Arrivés ce mercredi matin par bateau depuis l’Espagne, les concurrents ont fait une petite spéciale de mise en jambes au Maroc, de Nador à Borj Bel Freissat.

180 km de liaison pour arriver à la piste, 150 km de spéciale où, en fin de parcours, de nombreuses pistes parallèles demandent une navigation très précise.

MOTOS : ROULER ENSEMBLE

On a dit ici qu’il ya très peu de motos au départ, et il faut noter que les écarts sont faibles, 8 minutes entre le premier et le troisième. En revanche, si l’on compare avec les chronos des premières autos, on est assez loin du compte, près de 40 minutes.

Qu’importe, pas d’enjeux industriels on l’a dit, juste envie de se faire plaisir. Les deux KTM de Jobard (127) et Bourgin (105) sont donc en tête de la course, en terminant la première spéciale aux deux premières places, et ce devant la BMW de N’Diaye (107).

AUTOS : LA « TOTALE » DES BUGGIES

Nous avons écrit ici même que cette formidable machine à rouler vite en TT (tout terrain) a été choisie par quasiment la moitié des concurrents en catégorie auto. Et aujourd’hui, sur une étape courte, ces voitures sont pile dans leur élément.  

Victoire d’étape et première place au général pour le buggy de Gérard Benielli et Didier Haquette, (306) en 1h48’, jolie moyenne pour 150 km de spéciale !

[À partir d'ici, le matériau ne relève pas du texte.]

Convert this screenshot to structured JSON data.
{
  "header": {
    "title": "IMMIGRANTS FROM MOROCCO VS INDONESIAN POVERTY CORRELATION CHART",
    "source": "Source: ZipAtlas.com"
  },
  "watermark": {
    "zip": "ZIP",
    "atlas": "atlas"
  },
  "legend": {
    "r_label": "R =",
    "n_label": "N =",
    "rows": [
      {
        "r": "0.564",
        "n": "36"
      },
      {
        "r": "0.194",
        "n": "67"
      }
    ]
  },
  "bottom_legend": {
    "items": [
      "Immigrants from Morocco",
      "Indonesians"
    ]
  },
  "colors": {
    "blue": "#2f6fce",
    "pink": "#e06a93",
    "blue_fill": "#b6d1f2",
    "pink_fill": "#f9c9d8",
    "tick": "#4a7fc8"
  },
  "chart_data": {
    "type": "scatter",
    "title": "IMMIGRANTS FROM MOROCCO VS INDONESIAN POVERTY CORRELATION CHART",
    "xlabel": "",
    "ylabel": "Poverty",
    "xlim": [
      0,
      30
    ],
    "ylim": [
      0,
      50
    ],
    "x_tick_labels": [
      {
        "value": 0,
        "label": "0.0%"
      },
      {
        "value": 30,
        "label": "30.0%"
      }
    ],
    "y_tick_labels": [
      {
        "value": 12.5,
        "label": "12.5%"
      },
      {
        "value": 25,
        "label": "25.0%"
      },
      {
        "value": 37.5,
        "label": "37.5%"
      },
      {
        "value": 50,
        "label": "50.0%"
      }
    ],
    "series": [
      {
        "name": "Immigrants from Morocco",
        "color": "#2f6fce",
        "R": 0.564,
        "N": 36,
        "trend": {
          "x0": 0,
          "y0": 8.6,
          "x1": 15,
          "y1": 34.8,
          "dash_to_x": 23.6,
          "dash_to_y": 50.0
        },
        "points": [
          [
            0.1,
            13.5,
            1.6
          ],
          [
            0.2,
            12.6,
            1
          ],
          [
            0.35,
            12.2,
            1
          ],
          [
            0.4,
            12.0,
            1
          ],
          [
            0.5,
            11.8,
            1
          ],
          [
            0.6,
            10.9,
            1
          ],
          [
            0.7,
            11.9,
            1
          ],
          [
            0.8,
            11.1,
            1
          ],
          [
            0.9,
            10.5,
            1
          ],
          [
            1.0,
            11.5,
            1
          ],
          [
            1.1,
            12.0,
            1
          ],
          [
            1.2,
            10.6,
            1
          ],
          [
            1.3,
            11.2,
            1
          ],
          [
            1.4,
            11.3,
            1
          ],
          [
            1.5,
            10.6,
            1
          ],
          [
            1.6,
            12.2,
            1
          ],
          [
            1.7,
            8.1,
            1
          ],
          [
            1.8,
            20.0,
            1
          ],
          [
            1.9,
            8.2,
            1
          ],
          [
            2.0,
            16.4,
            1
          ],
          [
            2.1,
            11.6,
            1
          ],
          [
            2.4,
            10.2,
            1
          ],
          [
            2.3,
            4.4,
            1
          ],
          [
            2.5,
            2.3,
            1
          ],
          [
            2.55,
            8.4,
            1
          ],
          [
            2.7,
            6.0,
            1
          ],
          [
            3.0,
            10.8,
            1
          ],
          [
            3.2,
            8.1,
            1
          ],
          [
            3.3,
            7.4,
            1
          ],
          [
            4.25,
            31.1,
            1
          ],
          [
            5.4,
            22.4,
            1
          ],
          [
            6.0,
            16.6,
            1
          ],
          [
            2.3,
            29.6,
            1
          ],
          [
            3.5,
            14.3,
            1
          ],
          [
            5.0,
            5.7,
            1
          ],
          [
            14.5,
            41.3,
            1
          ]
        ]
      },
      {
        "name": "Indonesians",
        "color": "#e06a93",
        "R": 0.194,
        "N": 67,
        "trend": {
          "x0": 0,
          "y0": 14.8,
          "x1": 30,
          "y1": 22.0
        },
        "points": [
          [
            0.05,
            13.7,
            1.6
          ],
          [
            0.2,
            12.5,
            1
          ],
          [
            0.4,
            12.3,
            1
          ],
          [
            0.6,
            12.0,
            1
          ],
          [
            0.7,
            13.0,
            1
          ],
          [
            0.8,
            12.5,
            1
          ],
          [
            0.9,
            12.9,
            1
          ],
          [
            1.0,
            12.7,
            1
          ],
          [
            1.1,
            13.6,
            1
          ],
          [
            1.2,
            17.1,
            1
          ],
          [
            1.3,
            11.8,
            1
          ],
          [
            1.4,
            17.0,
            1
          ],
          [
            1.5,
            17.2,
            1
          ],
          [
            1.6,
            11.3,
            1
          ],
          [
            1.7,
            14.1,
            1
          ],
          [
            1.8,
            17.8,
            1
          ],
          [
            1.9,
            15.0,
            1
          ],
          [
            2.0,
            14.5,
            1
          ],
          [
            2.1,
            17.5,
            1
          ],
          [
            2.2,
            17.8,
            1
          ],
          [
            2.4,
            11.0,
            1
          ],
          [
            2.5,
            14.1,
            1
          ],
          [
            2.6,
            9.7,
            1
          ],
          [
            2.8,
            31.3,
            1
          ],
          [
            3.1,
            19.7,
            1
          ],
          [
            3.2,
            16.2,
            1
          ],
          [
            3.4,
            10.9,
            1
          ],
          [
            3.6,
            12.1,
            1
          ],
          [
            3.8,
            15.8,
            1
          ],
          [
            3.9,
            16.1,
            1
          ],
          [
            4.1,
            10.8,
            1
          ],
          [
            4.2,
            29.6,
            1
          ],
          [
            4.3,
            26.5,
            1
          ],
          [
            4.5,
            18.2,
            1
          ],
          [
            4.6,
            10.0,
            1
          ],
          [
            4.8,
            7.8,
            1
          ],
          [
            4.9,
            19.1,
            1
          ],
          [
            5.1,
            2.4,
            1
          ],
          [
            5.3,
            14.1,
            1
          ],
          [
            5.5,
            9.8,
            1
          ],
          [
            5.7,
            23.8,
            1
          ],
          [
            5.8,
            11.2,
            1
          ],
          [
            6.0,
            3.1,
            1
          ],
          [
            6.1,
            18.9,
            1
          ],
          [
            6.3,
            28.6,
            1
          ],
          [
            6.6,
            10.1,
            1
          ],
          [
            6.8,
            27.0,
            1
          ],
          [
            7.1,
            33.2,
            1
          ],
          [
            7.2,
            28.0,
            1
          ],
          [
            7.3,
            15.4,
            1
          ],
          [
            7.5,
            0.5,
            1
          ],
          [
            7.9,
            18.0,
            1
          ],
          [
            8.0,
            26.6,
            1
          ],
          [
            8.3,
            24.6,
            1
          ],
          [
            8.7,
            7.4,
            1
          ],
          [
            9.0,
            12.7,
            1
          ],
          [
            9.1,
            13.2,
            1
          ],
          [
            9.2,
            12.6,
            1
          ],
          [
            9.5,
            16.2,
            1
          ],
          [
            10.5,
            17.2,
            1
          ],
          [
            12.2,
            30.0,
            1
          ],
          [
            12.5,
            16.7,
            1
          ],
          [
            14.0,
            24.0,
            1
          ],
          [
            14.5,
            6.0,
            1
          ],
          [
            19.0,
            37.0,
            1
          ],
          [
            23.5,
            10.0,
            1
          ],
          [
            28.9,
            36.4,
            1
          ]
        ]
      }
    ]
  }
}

Cet équipage est en deux roues motrices, et donc ravi d’avoir pu précéder Jean Louis Schlesser,(300) grand favori, de  près de douze minutes !

Régis Delahaye et Alexandre Winocq, (308) sur un buggy préparé par MD Rallye Sports, sont deuxièmes à trois petites minutes des leaders.

L’equipage belge Stéphane Henrard-François Béguin (304) est troisième, à quatre minutes. Les deux buggies Monster-Schlesser de Lethier (303) et Schlesser (300) sont quatrième et huitième de cette spéciale marocaine, avec respectivement six minutes et douze minutes de retard sur le vainqueur du jour.

Commentaire quasi unanime à l’arrivée :

Une étape où on peut jardiner (se perdre et chercher sa route en moulinant pas mal dans le chouff), typique des spéciales tracées par René Metge.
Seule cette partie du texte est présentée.